Umberto Eco had written in 1977, probably joking, that someone had
sneaked into the Vatican and was very wisely trying to destroy the
Roman Catholic Church. A journalist had written in 1976 an article
including something insulting for the Pope (that the Pope is gay).
This article was published in two magazines, one Italian and one French
that were read by approx. 150 thousand people in Italy and France.
Right away, the Vatican begun a very intense and vigorous denial
campaign through television, radio, newspapers, magazines and
every other public mass-media in ten different languages (among with,
african Swahili) , passing the message that Pope is not gay to
several millions of people around the globe.
The result was first, that the writer became famous, and second,
that several millions of people now knew that the Pope was rumoured to
be gay. Imagine that someone says to ten people that I am a thief
and I respond informing one million people that it not true that I am a
thief. The actual result is that one million people will know that I was
accused of theft. If we suppose that half this million believes my
denial, there is another half remaining that now suspects me of
theft... Umberto Eco says that there is a very fundamental principle
that we should always take into consideration regarding the mass-media
phenomenon: The denial communication channel should never exceed
the slanderer's channel. Otherwise, we play the slanderer's game...
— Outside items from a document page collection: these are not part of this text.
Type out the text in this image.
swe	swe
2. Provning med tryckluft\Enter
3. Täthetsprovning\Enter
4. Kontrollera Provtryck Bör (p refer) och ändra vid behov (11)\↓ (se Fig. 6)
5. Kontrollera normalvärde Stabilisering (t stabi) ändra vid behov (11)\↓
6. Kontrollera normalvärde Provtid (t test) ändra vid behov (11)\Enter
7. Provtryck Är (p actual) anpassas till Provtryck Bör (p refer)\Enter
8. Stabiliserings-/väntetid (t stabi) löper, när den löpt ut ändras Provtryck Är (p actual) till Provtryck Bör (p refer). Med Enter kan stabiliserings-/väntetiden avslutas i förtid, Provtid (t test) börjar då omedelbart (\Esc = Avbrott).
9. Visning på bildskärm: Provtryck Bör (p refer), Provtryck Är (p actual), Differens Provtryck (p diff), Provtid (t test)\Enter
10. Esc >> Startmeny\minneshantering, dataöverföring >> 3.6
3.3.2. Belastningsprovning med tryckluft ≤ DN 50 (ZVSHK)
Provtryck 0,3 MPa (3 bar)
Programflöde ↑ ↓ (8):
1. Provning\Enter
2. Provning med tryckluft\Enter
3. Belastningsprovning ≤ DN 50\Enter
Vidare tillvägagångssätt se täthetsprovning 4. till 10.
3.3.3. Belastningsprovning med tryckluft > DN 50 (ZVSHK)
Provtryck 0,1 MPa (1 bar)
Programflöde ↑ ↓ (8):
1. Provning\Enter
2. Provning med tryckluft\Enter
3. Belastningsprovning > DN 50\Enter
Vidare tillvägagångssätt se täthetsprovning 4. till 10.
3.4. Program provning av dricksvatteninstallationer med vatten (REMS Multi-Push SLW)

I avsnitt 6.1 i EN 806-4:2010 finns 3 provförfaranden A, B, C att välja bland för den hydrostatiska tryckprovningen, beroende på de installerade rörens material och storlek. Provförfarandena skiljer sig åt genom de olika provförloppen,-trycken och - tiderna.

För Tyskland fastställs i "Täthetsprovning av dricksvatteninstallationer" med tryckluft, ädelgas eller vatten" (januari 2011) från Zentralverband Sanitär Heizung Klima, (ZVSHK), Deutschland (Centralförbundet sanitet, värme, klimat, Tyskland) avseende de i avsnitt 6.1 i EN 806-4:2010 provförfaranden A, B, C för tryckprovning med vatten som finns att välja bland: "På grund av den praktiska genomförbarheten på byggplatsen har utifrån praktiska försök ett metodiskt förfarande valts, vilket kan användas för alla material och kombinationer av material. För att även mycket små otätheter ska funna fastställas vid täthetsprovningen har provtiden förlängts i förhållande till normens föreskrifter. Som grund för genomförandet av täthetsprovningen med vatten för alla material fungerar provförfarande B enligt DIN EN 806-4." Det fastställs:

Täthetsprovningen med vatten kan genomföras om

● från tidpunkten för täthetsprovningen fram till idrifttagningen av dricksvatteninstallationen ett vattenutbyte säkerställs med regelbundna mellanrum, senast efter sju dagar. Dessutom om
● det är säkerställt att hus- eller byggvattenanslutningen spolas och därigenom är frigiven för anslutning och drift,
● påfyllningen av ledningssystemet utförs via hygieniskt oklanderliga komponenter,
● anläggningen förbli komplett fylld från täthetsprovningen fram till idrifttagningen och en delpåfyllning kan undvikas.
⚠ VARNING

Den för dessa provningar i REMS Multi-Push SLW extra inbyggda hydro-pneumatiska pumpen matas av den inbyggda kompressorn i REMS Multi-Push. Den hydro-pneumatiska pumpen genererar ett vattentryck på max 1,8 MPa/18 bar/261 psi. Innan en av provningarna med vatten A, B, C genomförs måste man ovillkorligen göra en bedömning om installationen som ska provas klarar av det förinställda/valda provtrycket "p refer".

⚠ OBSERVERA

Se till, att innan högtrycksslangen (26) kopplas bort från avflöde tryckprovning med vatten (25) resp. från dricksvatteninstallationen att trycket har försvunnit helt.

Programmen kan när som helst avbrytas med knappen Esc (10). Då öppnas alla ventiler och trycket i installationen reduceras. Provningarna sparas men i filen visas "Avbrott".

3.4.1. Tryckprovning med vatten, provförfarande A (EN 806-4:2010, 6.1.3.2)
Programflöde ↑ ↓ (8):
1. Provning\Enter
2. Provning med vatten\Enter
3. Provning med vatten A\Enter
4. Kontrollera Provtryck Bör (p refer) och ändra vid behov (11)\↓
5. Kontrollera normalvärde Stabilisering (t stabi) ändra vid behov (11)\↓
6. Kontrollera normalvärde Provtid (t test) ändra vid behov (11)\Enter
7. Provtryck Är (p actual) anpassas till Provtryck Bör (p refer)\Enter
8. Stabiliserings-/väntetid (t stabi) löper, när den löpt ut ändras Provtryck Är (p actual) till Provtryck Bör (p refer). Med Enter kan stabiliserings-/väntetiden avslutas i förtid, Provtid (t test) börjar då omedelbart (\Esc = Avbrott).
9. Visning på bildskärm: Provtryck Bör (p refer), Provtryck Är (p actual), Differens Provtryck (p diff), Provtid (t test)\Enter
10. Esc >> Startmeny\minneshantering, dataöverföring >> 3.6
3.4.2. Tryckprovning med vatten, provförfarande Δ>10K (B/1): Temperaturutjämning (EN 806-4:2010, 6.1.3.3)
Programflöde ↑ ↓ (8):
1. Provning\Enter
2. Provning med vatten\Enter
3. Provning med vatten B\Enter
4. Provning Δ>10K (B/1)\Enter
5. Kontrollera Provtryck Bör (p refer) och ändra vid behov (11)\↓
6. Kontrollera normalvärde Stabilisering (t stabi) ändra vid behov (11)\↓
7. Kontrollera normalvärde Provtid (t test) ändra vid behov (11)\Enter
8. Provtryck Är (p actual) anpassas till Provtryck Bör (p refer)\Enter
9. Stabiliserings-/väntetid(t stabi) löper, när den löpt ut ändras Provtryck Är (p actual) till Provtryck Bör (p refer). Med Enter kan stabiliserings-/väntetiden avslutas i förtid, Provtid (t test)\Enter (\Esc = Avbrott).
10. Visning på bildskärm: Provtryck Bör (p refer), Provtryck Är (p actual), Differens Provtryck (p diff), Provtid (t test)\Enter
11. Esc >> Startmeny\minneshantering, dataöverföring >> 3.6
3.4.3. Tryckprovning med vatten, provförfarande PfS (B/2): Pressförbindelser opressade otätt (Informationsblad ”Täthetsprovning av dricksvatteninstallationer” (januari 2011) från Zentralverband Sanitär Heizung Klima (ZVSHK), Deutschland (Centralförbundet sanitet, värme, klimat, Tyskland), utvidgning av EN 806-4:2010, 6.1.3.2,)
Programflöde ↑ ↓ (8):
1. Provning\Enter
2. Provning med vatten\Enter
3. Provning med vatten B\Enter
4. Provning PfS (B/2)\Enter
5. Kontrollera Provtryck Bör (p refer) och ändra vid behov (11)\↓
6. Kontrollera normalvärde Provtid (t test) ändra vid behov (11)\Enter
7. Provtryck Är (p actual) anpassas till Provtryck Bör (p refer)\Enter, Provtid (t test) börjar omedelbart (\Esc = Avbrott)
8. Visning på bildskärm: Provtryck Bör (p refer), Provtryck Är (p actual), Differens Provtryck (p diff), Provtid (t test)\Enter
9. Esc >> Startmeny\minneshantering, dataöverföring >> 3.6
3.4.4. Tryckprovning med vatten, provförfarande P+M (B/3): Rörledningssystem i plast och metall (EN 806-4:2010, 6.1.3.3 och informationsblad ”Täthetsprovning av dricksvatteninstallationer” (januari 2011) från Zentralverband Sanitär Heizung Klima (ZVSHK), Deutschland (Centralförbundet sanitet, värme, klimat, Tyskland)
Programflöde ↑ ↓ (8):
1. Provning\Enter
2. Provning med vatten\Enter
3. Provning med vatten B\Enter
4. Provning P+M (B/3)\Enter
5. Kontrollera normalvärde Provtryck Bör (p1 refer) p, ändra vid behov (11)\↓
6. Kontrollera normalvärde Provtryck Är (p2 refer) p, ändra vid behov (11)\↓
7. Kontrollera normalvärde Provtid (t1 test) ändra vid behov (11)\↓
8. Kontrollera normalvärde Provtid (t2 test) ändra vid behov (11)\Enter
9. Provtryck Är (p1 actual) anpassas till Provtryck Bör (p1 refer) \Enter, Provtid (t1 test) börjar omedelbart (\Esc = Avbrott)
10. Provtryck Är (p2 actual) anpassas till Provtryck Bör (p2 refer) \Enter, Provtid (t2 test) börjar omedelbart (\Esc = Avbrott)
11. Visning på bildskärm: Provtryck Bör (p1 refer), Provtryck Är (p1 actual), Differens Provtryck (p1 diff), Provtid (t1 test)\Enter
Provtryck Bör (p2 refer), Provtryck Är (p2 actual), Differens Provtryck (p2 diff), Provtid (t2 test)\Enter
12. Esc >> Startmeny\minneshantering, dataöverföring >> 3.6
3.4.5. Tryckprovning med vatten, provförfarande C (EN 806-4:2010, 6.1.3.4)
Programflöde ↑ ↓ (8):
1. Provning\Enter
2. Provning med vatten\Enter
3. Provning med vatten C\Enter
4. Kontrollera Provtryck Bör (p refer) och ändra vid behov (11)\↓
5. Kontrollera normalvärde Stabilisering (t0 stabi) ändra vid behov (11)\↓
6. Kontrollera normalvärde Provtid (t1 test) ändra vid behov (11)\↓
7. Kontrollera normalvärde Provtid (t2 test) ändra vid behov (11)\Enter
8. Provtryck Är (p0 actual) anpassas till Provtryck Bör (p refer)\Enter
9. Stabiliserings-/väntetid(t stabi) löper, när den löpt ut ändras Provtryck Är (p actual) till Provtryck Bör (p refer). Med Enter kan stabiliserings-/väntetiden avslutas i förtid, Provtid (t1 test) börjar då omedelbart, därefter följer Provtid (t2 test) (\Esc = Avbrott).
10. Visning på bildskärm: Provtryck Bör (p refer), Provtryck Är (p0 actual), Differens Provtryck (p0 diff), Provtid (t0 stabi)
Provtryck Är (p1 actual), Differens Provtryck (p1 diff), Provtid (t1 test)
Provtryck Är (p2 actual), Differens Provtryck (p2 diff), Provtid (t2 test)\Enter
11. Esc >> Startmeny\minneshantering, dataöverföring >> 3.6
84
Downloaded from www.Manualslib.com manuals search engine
Same is the case with the Nobel Prize-winner theatrical-play
writer Dario Fo. The Vatican thought that his play "Mistero Buffo"
was insulting for the religious feelings of the Catholics, full of
blasphemy and it should be immediately suppressed, so that it would
not corrupt the... pure religious thoughts of millions of god-fearing
So, once more, the Vatican takes action! It creates a world-wide
scandal with announcements, contra-announcements, interviews,
Vatican-member statements etc. The result expected: All italian people
turn their TVs to the public channel, to see the second part of Dario
Fo's theatrical play. Triumph! International organisations with
world-wide fame, experimental
theatrical companies, all invite Dario Fo to speak about his play!
So, what's going on with the Vatican's press room? Is it possible
that from now on, anybody who wants to launch a new product (toy, car
tires, or washing powder), just has to give it a brand-name that is
offending for religion and/or Catholicism and then take advantage of
the free advertisement power of the Vatican?